A tipping point came last week when authorities in the capital Tbilisi sent masked police to raid the headquarters of opposition parties, carry off their files and arrest a party leader who had the temerity to object. Security officers also waited for political activists outside their homes and bundled them into cars, presumably for detention. These were the actions of a police state.

The government sought to justify the move by saying it had information these people were planning a violent insurrection, making the raids and arrests "preventative.” That isn’t, of course, impossible; the most developed democracies struggle with crowd control. Yet it’s also highly implausible, because of everything else the government has done before.

For one thing, it has jailed the only Georgian leader ever to acknowledge defeat in an election and hand over power in a peaceful transition — former President Mikheil Saakashvili — and seemingly thrown away the key. It also takes its orders from an unelected multibillionaire, Bidzina Ivanishvili, who made his money in Russia. He chairs and funds the ruling Georgian Dream party. This year, he has also adopted the Kremlin’s entire, conspiratorial, anti-Western lexicon, now keenly parroted by his government. As part of that, it’s portraying some of the largest protests the country has ever seen as the work of foreign agents and violent saboteurs.

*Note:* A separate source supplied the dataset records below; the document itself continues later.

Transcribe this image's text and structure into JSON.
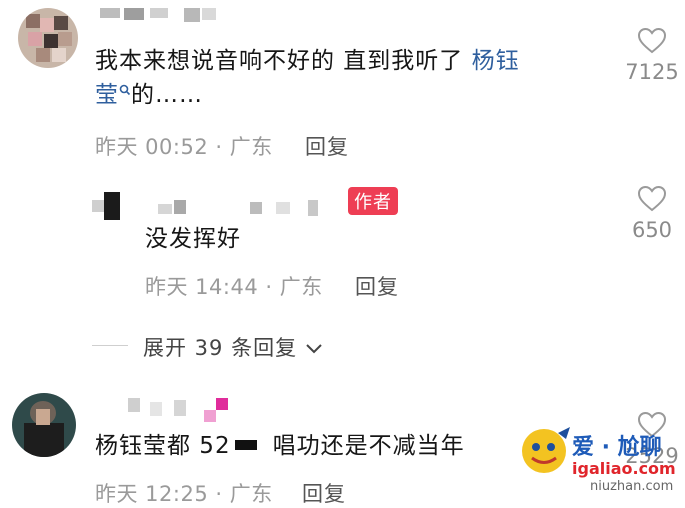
{
  "comments": [
    {
      "text_main": "我本来想说音响不好的 直到我听了",
      "link": "杨钰",
      "line2_link": "莹",
      "line2_rest": "的……",
      "time": "昨天 00:52 · 广东",
      "reply": "回复",
      "likes": "7125"
    },
    {
      "badge": "作者",
      "text": "没发挥好",
      "time": "昨天 14:44 · 广东",
      "reply": "回复",
      "likes": "650"
    },
    {
      "text": "杨钰莹都 52",
      "text_rest": "唱功还是不减当年",
      "time": "昨天 12:25 · 广东",
      "reply": "回复",
      "likes": "2529"
    }
  ],
  "expand": {
    "label": "展开 39 条回复"
  },
  "watermark": {
    "line1": "爱 · 尬聊",
    "line2": "igaliao.com",
    "line3": "niuzhan.com"
  },
  "colors": {
    "link": "#2f5f9e",
    "badge": "#ee3e54",
    "meta": "#9a9a9a"
  },
  "icons": [
    "heart-icon",
    "search-mini-icon",
    "chevron-down-icon"
  ]
}
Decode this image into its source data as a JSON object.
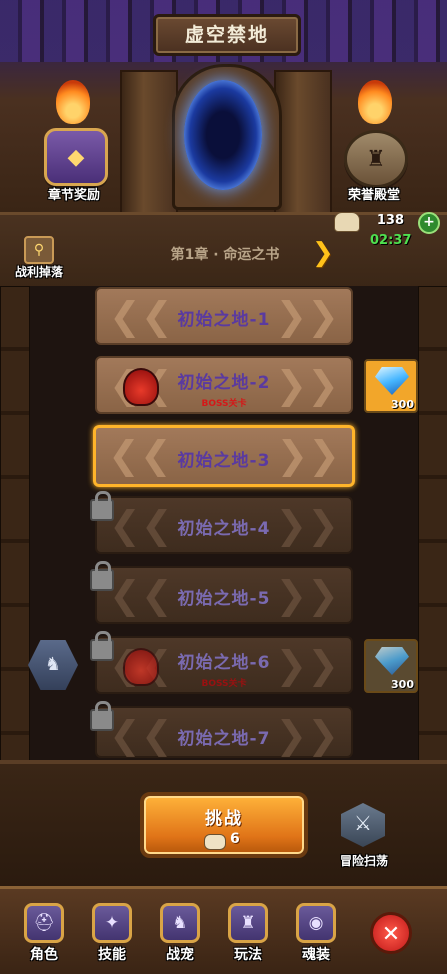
{
  "header": {
    "title": "虚空禁地",
    "chapter_reward_label": "章节奖励",
    "honor_hall_label": "荣誉殿堂"
  },
  "resources": {
    "stamina_value": "138",
    "stamina_timer": "02:37",
    "stamina_add_icon": "plus-icon"
  },
  "chapter": {
    "loot_label": "战利掉落",
    "title": "第1章 · 命运之书",
    "next_icon": "chevron-right-icon"
  },
  "stages": [
    {
      "name": "初始之地-1",
      "state": "unlocked",
      "boss": false,
      "boss_label": ""
    },
    {
      "name": "初始之地-2",
      "state": "unlocked",
      "boss": true,
      "boss_label": "BOSS关卡",
      "reward": "300"
    },
    {
      "name": "初始之地-3",
      "state": "selected",
      "boss": false,
      "boss_label": ""
    },
    {
      "name": "初始之地-4",
      "state": "locked",
      "boss": false,
      "boss_label": ""
    },
    {
      "name": "初始之地-5",
      "state": "locked",
      "boss": false,
      "boss_label": ""
    },
    {
      "name": "初始之地-6",
      "state": "locked",
      "boss": true,
      "boss_label": "BOSS关卡",
      "reward": "300"
    },
    {
      "name": "初始之地-7",
      "state": "locked",
      "boss": false,
      "boss_label": ""
    }
  ],
  "actions": {
    "challenge_label": "挑战",
    "challenge_cost": "6",
    "sweep_label": "冒险扫荡"
  },
  "nav": {
    "items": [
      {
        "label": "角色",
        "icon": "helmet-icon"
      },
      {
        "label": "技能",
        "icon": "skill-book-icon"
      },
      {
        "label": "战宠",
        "icon": "pet-icon"
      },
      {
        "label": "玩法",
        "icon": "statue-icon"
      },
      {
        "label": "魂装",
        "icon": "soul-gear-icon"
      }
    ],
    "close_icon": "close-icon"
  },
  "colors": {
    "accent_gold": "#ffb42a",
    "boss_red": "#d41818",
    "timer_green": "#4fe04f"
  }
}
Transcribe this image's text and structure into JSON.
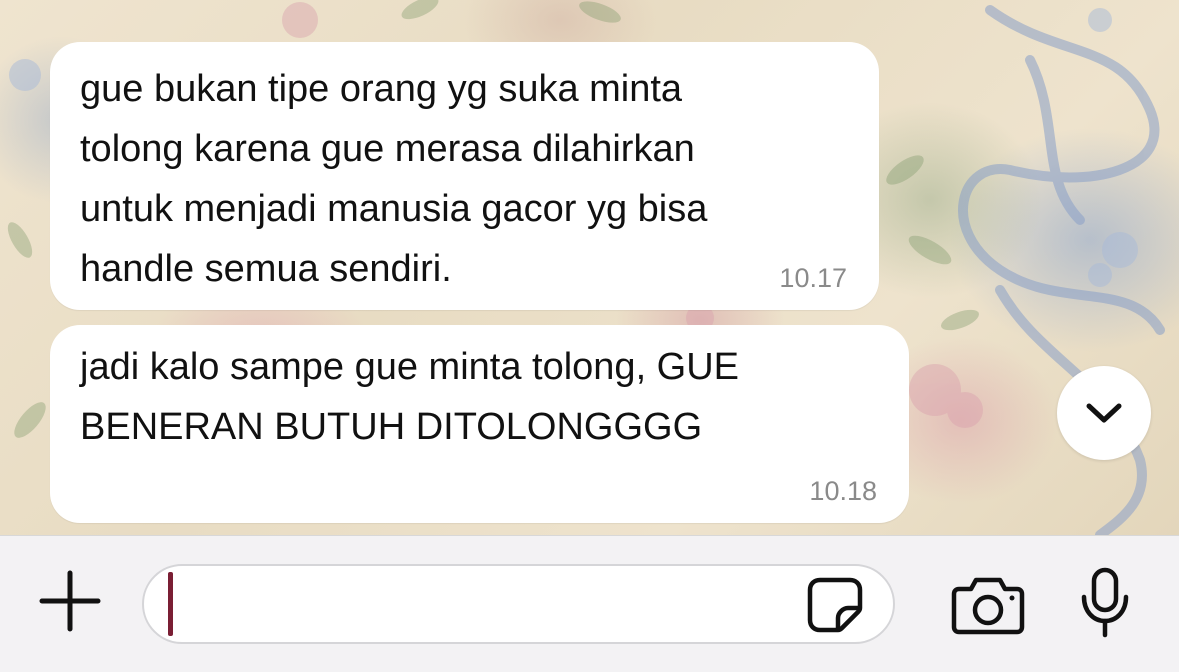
{
  "messages": [
    {
      "text": "gue bukan tipe orang yg suka minta\ntolong karena gue merasa dilahirkan\nuntuk menjadi manusia gacor yg bisa\nhandle semua sendiri.",
      "time": "10.17"
    },
    {
      "text": "jadi kalo sampe gue minta tolong, GUE\nBENERAN BUTUH DITOLONGGGG",
      "time": "10.18"
    }
  ],
  "composer": {
    "value": "",
    "placeholder": ""
  },
  "icons": {
    "attach": "plus-icon",
    "sticker": "sticker-icon",
    "camera": "camera-icon",
    "mic": "microphone-icon",
    "scroll": "chevron-down-icon"
  },
  "colors": {
    "bubble": "#ffffff",
    "caret": "#7a1e34",
    "input_bar": "#f3f2f4"
  }
}
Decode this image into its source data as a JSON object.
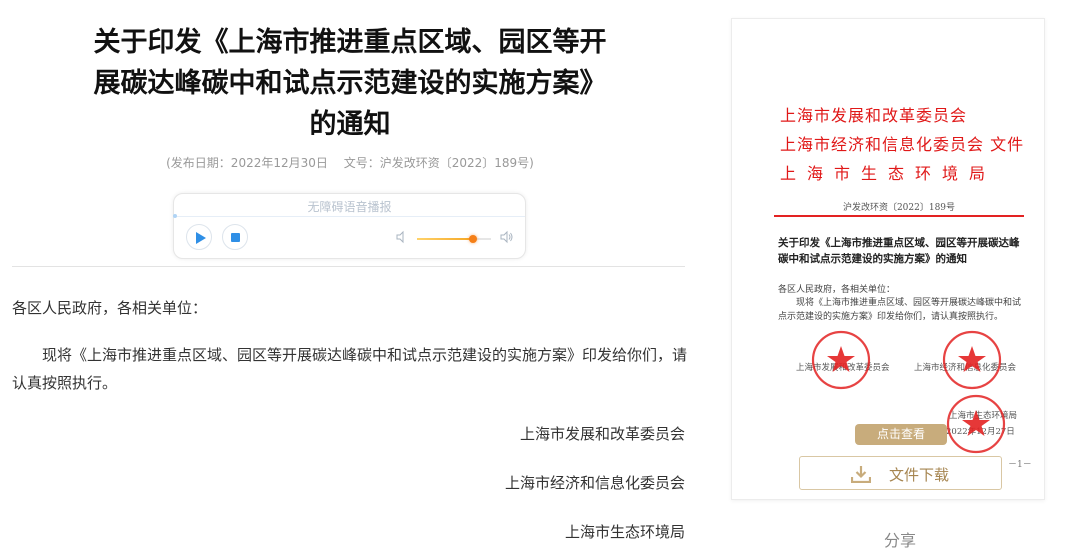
{
  "article": {
    "title_lines": [
      "关于印发《上海市推进重点区域、园区等开",
      "展碳达峰碳中和试点示范建设的实施方案》",
      "的通知"
    ],
    "publish_date": "(发布日期：2022年12月30日",
    "doc_number": "文号：沪发改环资〔2022〕189号)",
    "salutation": "各区人民政府，各相关单位：",
    "paragraph": "现将《上海市推进重点区域、园区等开展碳达峰碳中和试点示范建设的实施方案》印发给你们，请认真按照执行。",
    "signatories": [
      "上海市发展和改革委员会",
      "上海市经济和信息化委员会",
      "上海市生态环境局"
    ]
  },
  "player": {
    "title": "无障碍语音播报",
    "volume": 0.76,
    "play_icon": "play-icon",
    "stop_icon": "stop-icon"
  },
  "preview": {
    "issuers": [
      "上海市发展和改革委员会",
      "上海市经济和信息化委员会 文件",
      "上海市生态环境局"
    ],
    "doc_number": "沪发改环资〔2022〕189号",
    "title": "关于印发《上海市推进重点区域、园区等开展碳达峰碳中和试点示范建设的实施方案》的通知",
    "salutation": "各区人民政府，各相关单位：",
    "paragraph": "现将《上海市推进重点区域、园区等开展碳达峰碳中和试点示范建设的实施方案》印发给你们，请认真按照执行。",
    "sig_a": "上海市发展和改革委员会",
    "sig_b": "上海市经济和信息化委员会",
    "sig_c": "上海市生态环境局",
    "date": "2022年12月27日",
    "page_no": "－1－",
    "view_button": "点击查看",
    "download_button": "文件下载",
    "download_icon": "download-icon",
    "seal_color": "#e32222"
  },
  "share_label": "分享",
  "colors": {
    "accent_blue": "#2f8fe6",
    "issuer_red": "#e01818",
    "gold": "#c8ac7c",
    "volume_knob": "#f57f17"
  }
}
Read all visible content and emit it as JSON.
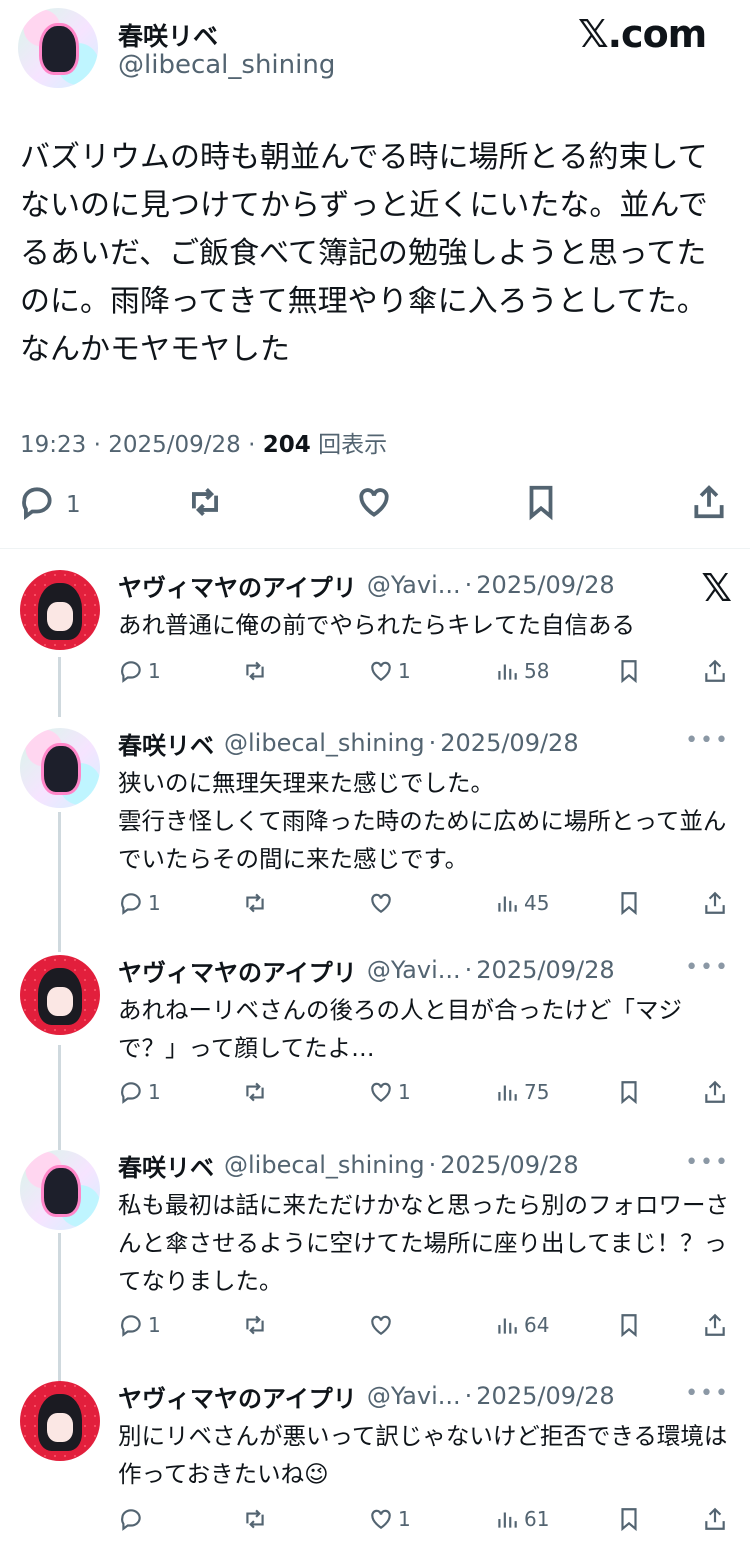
{
  "main": {
    "name": "春咲リベ",
    "handle": "@libecal_shining",
    "site_logo": "𝕏.com",
    "text": "バズリウムの時も朝並んでる時に場所とる約束してないのに見つけてからずっと近くにいたな。並んでるあいだ、ご飯食べて簿記の勉強しようと思ってたのに。雨降ってきて無理やり傘に入ろうとしてた。なんかモヤモヤした",
    "time": "19:23",
    "date": "2025/09/28",
    "views": "204",
    "views_label": "回表示",
    "reply_count": "1"
  },
  "replies": [
    {
      "name": "ヤヴィマヤのアイプリ",
      "handle": "@Yavi...",
      "date": "2025/09/28",
      "text": "あれ普通に俺の前でやられたらキレてた自信ある",
      "replies": "1",
      "likes": "1",
      "views": "58",
      "top_right": "𝕏"
    },
    {
      "name": "春咲リベ",
      "handle": "@libecal_shining",
      "date": "2025/09/28",
      "text": "狭いのに無理矢理来た感じでした。\n雲行き怪しくて雨降った時のために広めに場所とって並んでいたらその間に来た感じです。",
      "replies": "1",
      "likes": "",
      "views": "45",
      "top_right": "•••"
    },
    {
      "name": "ヤヴィマヤのアイプリ",
      "handle": "@Yavi...",
      "date": "2025/09/28",
      "text": "あれねーリベさんの後ろの人と目が合ったけど「マジで？」って顔してたよ…",
      "replies": "1",
      "likes": "1",
      "views": "75",
      "top_right": "•••"
    },
    {
      "name": "春咲リベ",
      "handle": "@libecal_shining",
      "date": "2025/09/28",
      "text": "私も最初は話に来ただけかなと思ったら別のフォロワーさんと傘させるように空けてた場所に座り出してまじ！？ってなりました。",
      "replies": "1",
      "likes": "",
      "views": "64",
      "top_right": "•••"
    },
    {
      "name": "ヤヴィマヤのアイプリ",
      "handle": "@Yavi...",
      "date": "2025/09/28",
      "text": "別にリベさんが悪いって訳じゃないけど拒否できる環境は作っておきたいね😉",
      "replies": "",
      "likes": "1",
      "views": "61",
      "top_right": "•••"
    }
  ],
  "separator": "·"
}
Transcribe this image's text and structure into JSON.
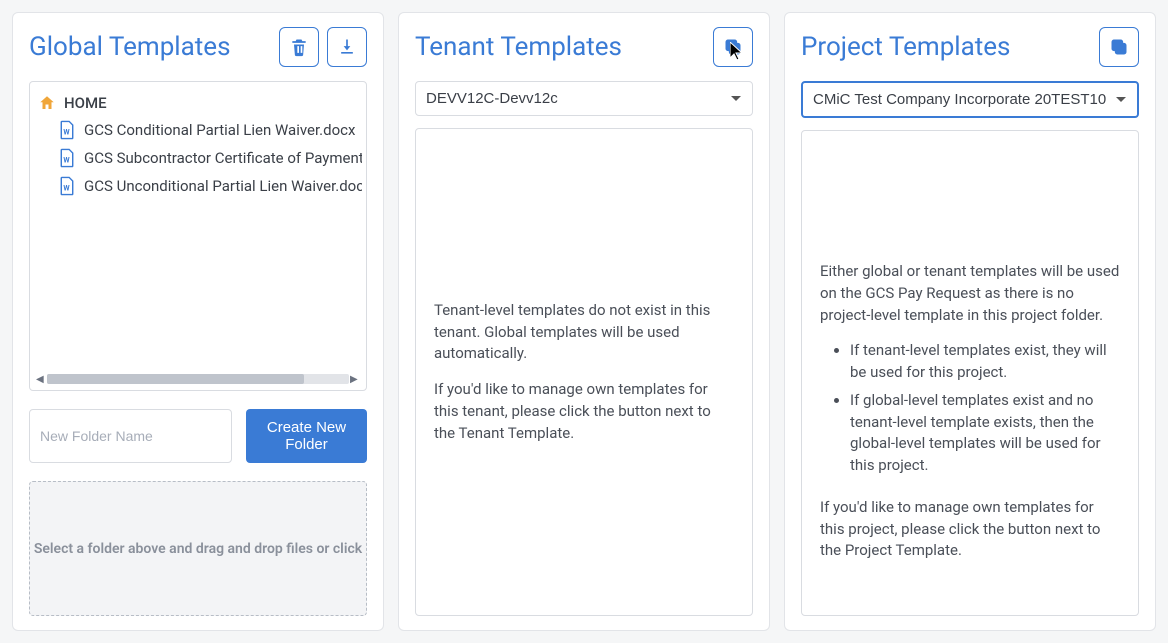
{
  "global": {
    "title": "Global Templates",
    "home_label": "HOME",
    "files": [
      "GCS Conditional Partial Lien Waiver.docx",
      "GCS Subcontractor Certificate of Payment.docx",
      "GCS Unconditional Partial Lien Waiver.docx"
    ],
    "new_folder_placeholder": "New Folder Name",
    "create_folder_label": "Create New Folder",
    "dropzone_text": "Select a folder above and drag and drop files or click"
  },
  "tenant": {
    "title": "Tenant Templates",
    "selected": "DEVV12C-Devv12c",
    "p1": "Tenant-level templates do not exist in this tenant. Global templates will be used automatically.",
    "p2": "If you'd like to manage own templates for this tenant, please click the button next to the Tenant Template."
  },
  "project": {
    "title": "Project Templates",
    "selected": "CMiC Test Company Incorporate 20TEST10",
    "p1": "Either global or tenant templates will be used on the GCS Pay Request as there is no project-level template in this project folder.",
    "b1": "If tenant-level templates exist, they will be used for this project.",
    "b2": "If global-level templates exist and no tenant-level template exists, then the global-level templates will be used for this project.",
    "p2": "If you'd like to manage own templates for this project, please click the button next to the Project Template."
  }
}
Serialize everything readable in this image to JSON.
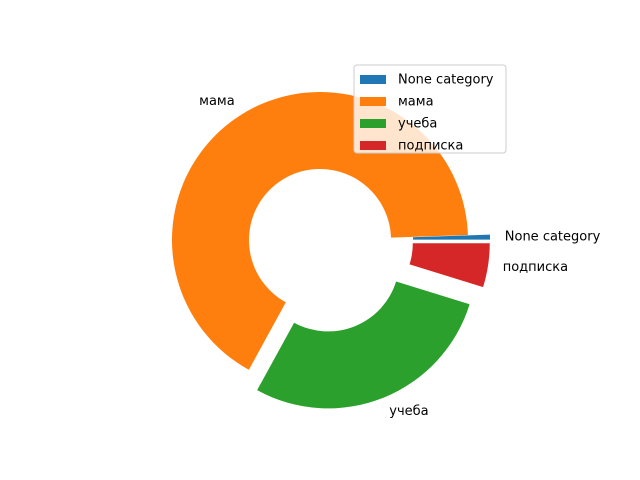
{
  "chart_data": {
    "type": "donut",
    "slices": [
      {
        "label": "None category",
        "value": 0.5,
        "color": "#1f77b4",
        "exploded": true
      },
      {
        "label": "мама",
        "value": 62.5,
        "color": "#ff7f0e",
        "exploded": false
      },
      {
        "label": "учеба",
        "value": 26.5,
        "color": "#2ca02c",
        "exploded": true
      },
      {
        "label": "подписка",
        "value": 4.5,
        "color": "#d62728",
        "exploded": true
      }
    ],
    "start_angle_deg": 0,
    "direction": "counterclockwise",
    "inner_radius_ratio": 0.48,
    "legend": {
      "position": "upper-right",
      "entries": [
        "None category",
        "мама",
        "учеба",
        "подписка"
      ]
    }
  }
}
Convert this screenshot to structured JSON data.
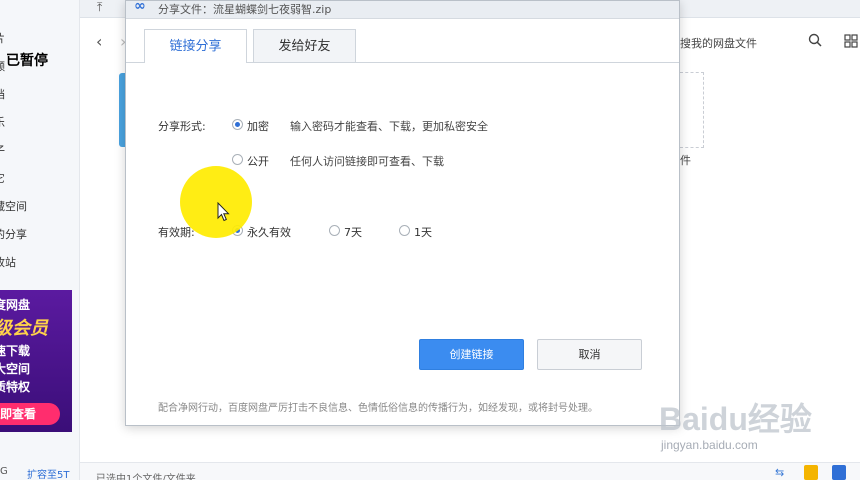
{
  "app": {
    "paused_label": "已暂停",
    "sidebar_items": [
      "片",
      "频",
      "档",
      "乐",
      "子",
      "它",
      "藏空间",
      "的分享",
      "收站"
    ],
    "storage_text": "G",
    "expand_link": "扩容至5T",
    "promo": {
      "line1": "度网盘",
      "line2": "级会员",
      "line3": "速下载",
      "line4": "大空间",
      "line5": "质特权",
      "button": "即查看"
    },
    "search_hint": "搜我的网盘文件",
    "file_suffix": "件",
    "status_text": "已选中1个文件/文件夹"
  },
  "dialog": {
    "title": "分享文件：流星蝴蝶剑七夜弱智.zip",
    "tabs": [
      {
        "label": "链接分享",
        "active": true
      },
      {
        "label": "发给好友",
        "active": false
      }
    ],
    "share_form_label": "分享形式:",
    "share_options": [
      {
        "label": "加密",
        "desc": "输入密码才能查看、下载，更加私密安全",
        "checked": true
      },
      {
        "label": "公开",
        "desc": "任何人访问链接即可查看、下载",
        "checked": false
      }
    ],
    "validity_label": "有效期:",
    "validity_options": [
      {
        "label": "永久有效",
        "checked": true
      },
      {
        "label": "7天",
        "checked": false
      },
      {
        "label": "1天",
        "checked": false
      }
    ],
    "create_button": "创建链接",
    "cancel_button": "取消",
    "footer_note": "配合净网行动，百度网盘严厉打击不良信息、色情低俗信息的传播行为，如经发现，或将封号处理。"
  },
  "watermark": {
    "brand": "Baidu经验",
    "url": "jingyan.baidu.com"
  },
  "colors": {
    "accent": "#3b8cf0",
    "promo_bg": "#4a148c",
    "promo_button": "#ff2d6e",
    "highlight": "#ffec00"
  }
}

Then there are the constitutional issues. President Salome Zourabichvili, whose role is now largely symbolic, applied for Georgia’s constitutional court to review the results of Oct. 26 parliamentary elections, based on allegations of failure to open polling stations for voters abroad, vote buying and violations of ballot secrecy. The court — with two dissenting opinions — rejected the case Dec. 3, on largely jurisdictional grounds, saying it had not looked at the substance of the evidence.

According to the official election results, Georgian Dream won the vote by 54% to 38% for the combined opposition. On Dec. 14, Zourabichvili will be up for reelection, but for the first time this won’t be decided in a popular vote, but by an electoral college. Half of the 300 electors will be members of parliament, so she’s very likely to lose. She’s said she won’t stand down because the parliament is illegitimate.

It's hard to know the truth of the fraud allegations without an independent inquiry, which has yet to take place and at this point likely never will. A nonbinding European Parliament resolution on Nov. 28 called for a rerun of the vote. In response, Prime Minister Irakli Kobakhidze suspended EU membership talks until 2028, triggering the current mass protests.

It's here that I think the government gives away the nature of its pantomime democracy. Georgian Dream ran for reelection claiming that a Global Party of War had forced Ukraine to fight Moscow and was now trying to do the same to Georgia. The party paid lip service to their nation’s aspirations to join the EU the actual reason for which Russia turned on Ukraine in 2014 — because polls routinely show that upwards of 80% of the population say they want to do so. And yet, every move it’s made over the last year has seemed tailored to ensure that can’t happen.

The European Parliament has no sway over foreign policy, so its resolution was symbolic. Kobakhidze nevertheless used that hot air as an excuse for his very real decision to bury the wishes of his own electorate, in deference to his boss Ivanishvili and to Moscow. In his statement announcing the delay, he continued to pretend commitment to eventual goal of EU membership, which is written into the Georgian constitution, but the veil has fallen.

That’s why Georgian ambassadors are resigning their posts and the streets of cities across the country are filled night after night by young protesters, who see their hopes for the future slipping away. To dismiss these people as foreign tools or criminals as the government has done is the deepest and most cynical of insults. They are fighting to achieve what the ruling party says it also wants, but clearly does not.

Marc Champion is a Bloomberg Opinion columnist covering Europe, Russia and the Middle East.